New York Times, New York, New York, Sunday, June 23, 1957
Another Child Prodigy Stirs Chess World
Bobby Fischer, at 14, Hailed as ‘Genius’ in Leap to Fame
Brooklyn Schoolboy Addicted to Game Since He Was 6
By Gay Talese
At an air-conditioned bar the other day rear the Manhattan Chess Club, Robert James Fischer, wearing sneakers, khaki pants and a T-shirt, sipped a Coke and announced that he had become a chess addict at the age of 6.
He admitted that in his younger days he cried whenever he lost at chess and sometimes he remained despondent for days. But he does not cry any more, possibly because he does not often lose these days, or maybe he is just getting old.
He is now 14.
In the past year the child prodigy from Brooklyn has beaten some of the nation's finest players and has generated more international hullabaloo than any other American player. At the Manhattan Chess Club, an orderly salon in the West Sixties where people normally are as close-mouthed as Pinkerton agents, he has become a subject of constant discussion.
Chess masters and critics have called him, variously, a “genius;” “the finest player for his age in the world today;” “potentially a world champion.” Maurice J. Kasper, president of the Manhattan Chess Club, says, “Players with Fischer's talent come along only once in a century.”
Older Players Disconcerted
Others say that Fischer is a highly emotional, tense combatant whose cockiness often disconcerts the older masters, particularly when he defeats them. Always serious, he peers grimly down at the chessboard as if the fate of mankind hinged on his next move.
But in any case, Fischer is a much sought-after chess master in America, in England, even in Russia.
The chess section of the Soviet Union this week expressed its willingness to entertain Fischer this summer.

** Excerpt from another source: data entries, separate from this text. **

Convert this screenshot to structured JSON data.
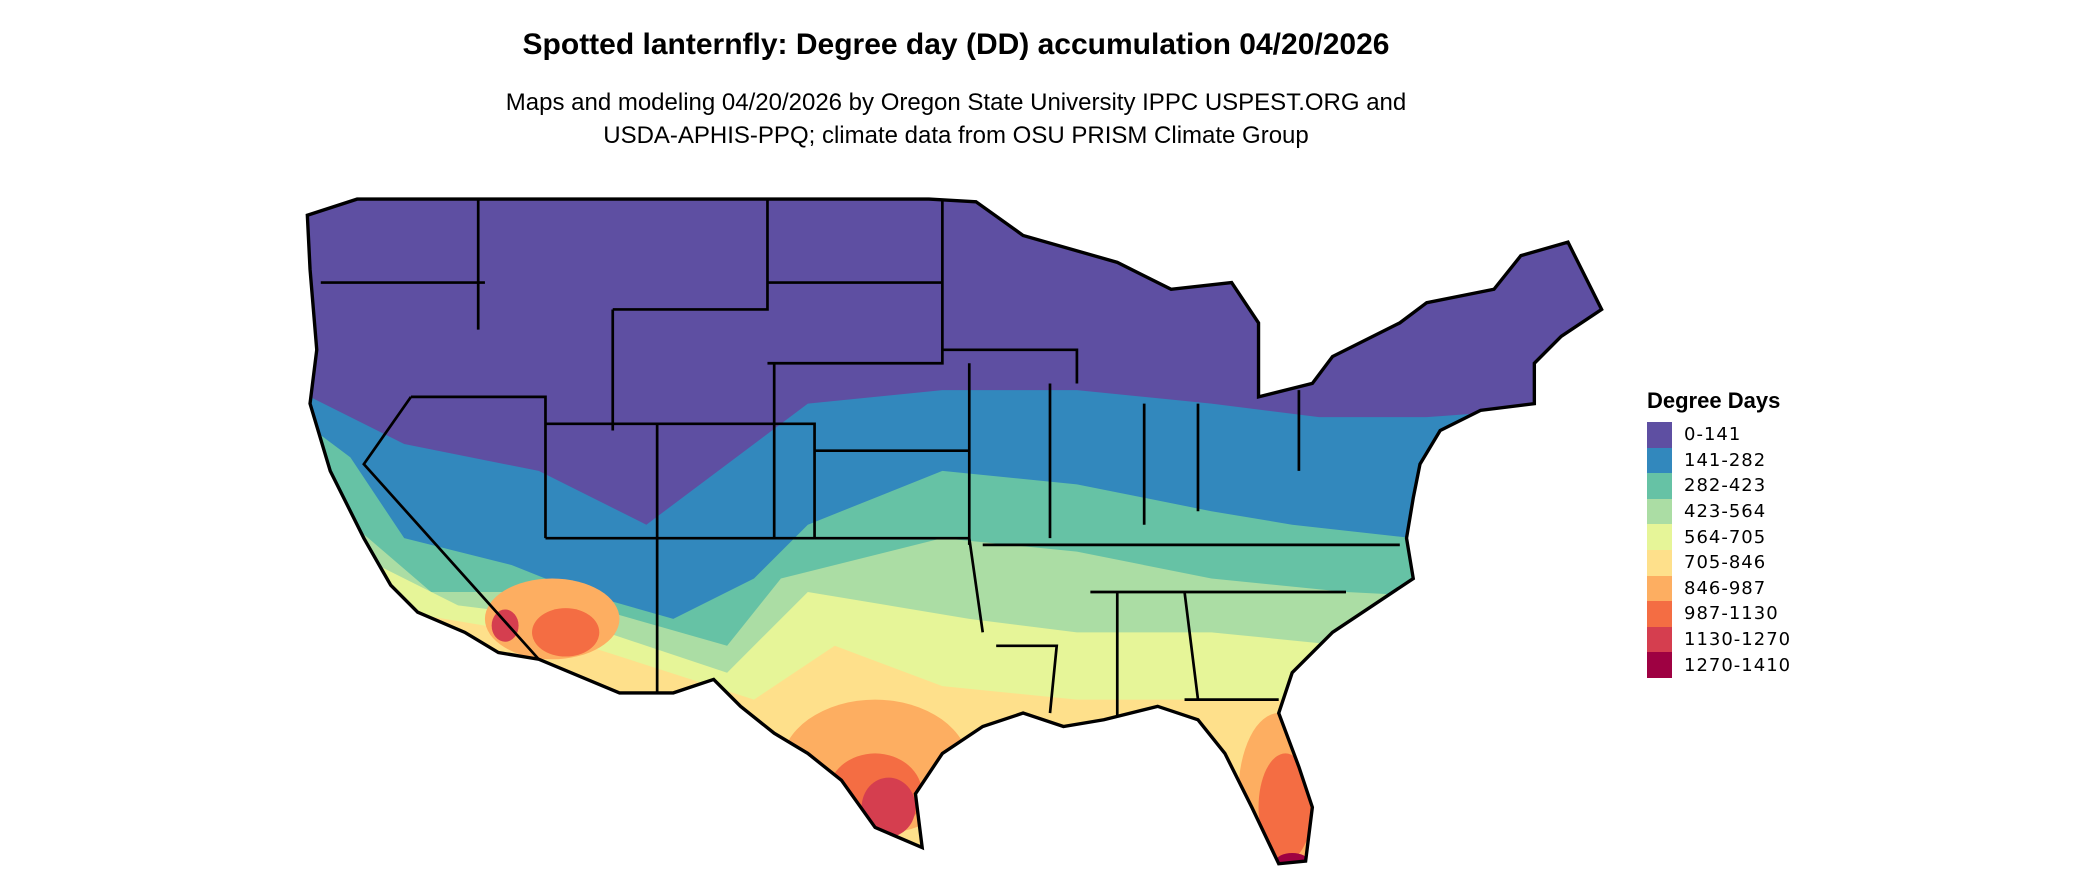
{
  "title": "Spotted lanternfly: Degree day (DD) accumulation 04/20/2026",
  "subtitle": [
    "Maps and modeling 04/20/2026 by Oregon State University IPPC USPEST.ORG and",
    "USDA-APHIS-PPQ; climate data from OSU PRISM Climate Group"
  ],
  "legend": {
    "title": "Degree Days",
    "items": [
      {
        "label": "0-141",
        "color": "#5E4FA2"
      },
      {
        "label": "141-282",
        "color": "#3288BD"
      },
      {
        "label": "282-423",
        "color": "#66C2A5"
      },
      {
        "label": "423-564",
        "color": "#ABDDA4"
      },
      {
        "label": "564-705",
        "color": "#E6F598"
      },
      {
        "label": "705-846",
        "color": "#FEE08B"
      },
      {
        "label": "846-987",
        "color": "#FDAE61"
      },
      {
        "label": "987-1130",
        "color": "#F46D43"
      },
      {
        "label": "1130-1270",
        "color": "#D53E4F"
      },
      {
        "label": "1270-1410",
        "color": "#9E0142"
      }
    ]
  }
}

Last week he was invited to visit England to compete in the Hastings Christmas tournament, which traditionally is limited to ten players from all over the world. Only July 8, he will be in San Francisco defending the national junior chess title he won last year in Philadelphia.
Chess was frowned upon in Fischer's home. Neither of his parents, now divorced, understood the game.

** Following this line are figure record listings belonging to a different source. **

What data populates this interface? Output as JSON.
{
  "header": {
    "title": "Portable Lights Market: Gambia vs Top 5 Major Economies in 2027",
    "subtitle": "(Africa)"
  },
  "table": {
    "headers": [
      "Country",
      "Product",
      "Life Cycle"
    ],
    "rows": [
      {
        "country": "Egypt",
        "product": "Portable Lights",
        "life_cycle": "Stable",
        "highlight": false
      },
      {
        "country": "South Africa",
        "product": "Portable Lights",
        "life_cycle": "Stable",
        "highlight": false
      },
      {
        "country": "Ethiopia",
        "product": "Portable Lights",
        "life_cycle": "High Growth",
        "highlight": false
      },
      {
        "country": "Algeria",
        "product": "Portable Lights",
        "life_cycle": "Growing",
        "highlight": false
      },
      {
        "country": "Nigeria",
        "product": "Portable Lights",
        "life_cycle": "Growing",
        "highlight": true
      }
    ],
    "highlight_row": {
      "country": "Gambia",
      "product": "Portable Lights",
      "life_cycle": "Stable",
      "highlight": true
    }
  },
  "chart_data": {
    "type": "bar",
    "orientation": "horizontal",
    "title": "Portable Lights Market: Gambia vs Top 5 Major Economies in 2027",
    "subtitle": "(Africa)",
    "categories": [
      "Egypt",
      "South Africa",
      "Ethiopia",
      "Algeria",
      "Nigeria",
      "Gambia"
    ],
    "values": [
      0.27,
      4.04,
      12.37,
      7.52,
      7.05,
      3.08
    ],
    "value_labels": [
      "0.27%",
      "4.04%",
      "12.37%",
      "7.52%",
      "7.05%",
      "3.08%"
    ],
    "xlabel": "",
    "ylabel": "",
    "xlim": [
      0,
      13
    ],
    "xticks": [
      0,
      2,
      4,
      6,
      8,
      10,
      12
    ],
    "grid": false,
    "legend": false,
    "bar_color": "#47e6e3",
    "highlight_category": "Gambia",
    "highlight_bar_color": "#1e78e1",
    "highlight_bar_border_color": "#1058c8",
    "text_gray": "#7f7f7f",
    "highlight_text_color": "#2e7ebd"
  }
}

“I spent four years trying to get him away from it,” his mother recalls. “I thought it would be too much strain on him.” She could do nothing with him. Nowadays he plays chess during breakfast, and has a chessboard permanently stationed at his bedside.
Sister His First Teacher
“My sister, who is not very good, first taught me the chess moves,” Bobby says. “I bought all the Russian chess manuals and books, and studied to win. I have now about forty chess books at home. I did not like losing when I began playing. Yes, sometimes I did cry when I lost, but I don't cry any more.
“I'm thrilled about winning, but I try to be nice to people. I don't know if older persons are embarrassed about losing to me, but I do not feel awkward about playing them—or beating them. I beat them, or they'll beat me.”

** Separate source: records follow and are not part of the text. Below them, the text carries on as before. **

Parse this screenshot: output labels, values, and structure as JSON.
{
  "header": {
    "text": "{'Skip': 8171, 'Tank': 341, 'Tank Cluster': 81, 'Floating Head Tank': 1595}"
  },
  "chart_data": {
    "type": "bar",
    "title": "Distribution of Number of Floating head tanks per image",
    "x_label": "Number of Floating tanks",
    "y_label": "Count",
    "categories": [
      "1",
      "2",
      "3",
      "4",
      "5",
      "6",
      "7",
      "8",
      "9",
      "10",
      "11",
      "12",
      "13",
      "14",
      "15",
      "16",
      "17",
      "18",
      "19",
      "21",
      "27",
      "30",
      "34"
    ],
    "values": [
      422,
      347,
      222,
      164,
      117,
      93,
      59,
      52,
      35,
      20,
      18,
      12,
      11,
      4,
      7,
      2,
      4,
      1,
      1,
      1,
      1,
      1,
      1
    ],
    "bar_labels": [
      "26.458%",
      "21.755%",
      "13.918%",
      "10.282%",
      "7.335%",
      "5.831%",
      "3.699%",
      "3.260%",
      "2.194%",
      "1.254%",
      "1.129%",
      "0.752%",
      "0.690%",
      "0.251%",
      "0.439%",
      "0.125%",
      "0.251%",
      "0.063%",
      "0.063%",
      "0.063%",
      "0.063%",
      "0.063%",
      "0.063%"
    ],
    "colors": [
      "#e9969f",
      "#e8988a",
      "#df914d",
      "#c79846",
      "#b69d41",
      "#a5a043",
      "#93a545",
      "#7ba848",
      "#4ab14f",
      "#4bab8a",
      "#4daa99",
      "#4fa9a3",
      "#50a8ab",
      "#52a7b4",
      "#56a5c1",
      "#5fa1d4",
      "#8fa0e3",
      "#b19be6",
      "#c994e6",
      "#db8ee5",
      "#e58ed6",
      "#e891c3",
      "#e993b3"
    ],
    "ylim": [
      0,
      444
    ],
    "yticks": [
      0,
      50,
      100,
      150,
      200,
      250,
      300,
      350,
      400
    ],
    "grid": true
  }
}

It has been said by William Lombardy, a high-ranking New York player, “You have to beat Bobby to gain his respect.”
Fischer's rise into the upper echelons of chess was meteoric.
Last October, at the Lessing J. Rosenwald Trophy tournament here, the Erasmus High School freshmen played brilliantly and defeated Donald Byrne, a former national champion. After the match, Al Horowitz, editor of The Chess Review, said, “Nobody in the world could have played better than Fischer on this occasion.”
Genius being as unpredictable as it is astounding, the future of the remarkable Bobby is anyone's guess.
Hans Kmoch, secretary of the Manhattan Chess Club, believes that Bobby is, at 14, the equal of other child wizards of days past—Paul Morphy, José R. Capablanca and Samuel Reshevsky.
Among Club's First Ten
According to Kmoch, Fischer right now is among the first ten players at the Manhattan Chess Club, which has more than 300 members and the finest talent in the country. “In a few years, if Fischer continues to develop,” said Kmoch, “he could be among the top five or ten players in the world.”
Why is Fischer great?
“That phenomenal mind of his,” said Kmoch. “He has the mind that ‘sees’ the combinations on the board. With just one glance, he can see the possible moves of the thirty-two men on the board with the sixty-four squares.
“There is no specific talent for chess. You cannot learn to be great. But some geniuses have the innate feeling for the combinations.’ Fischer is such a genius.”
The young genius had no explanation for his genius. He simply ordered another Coke.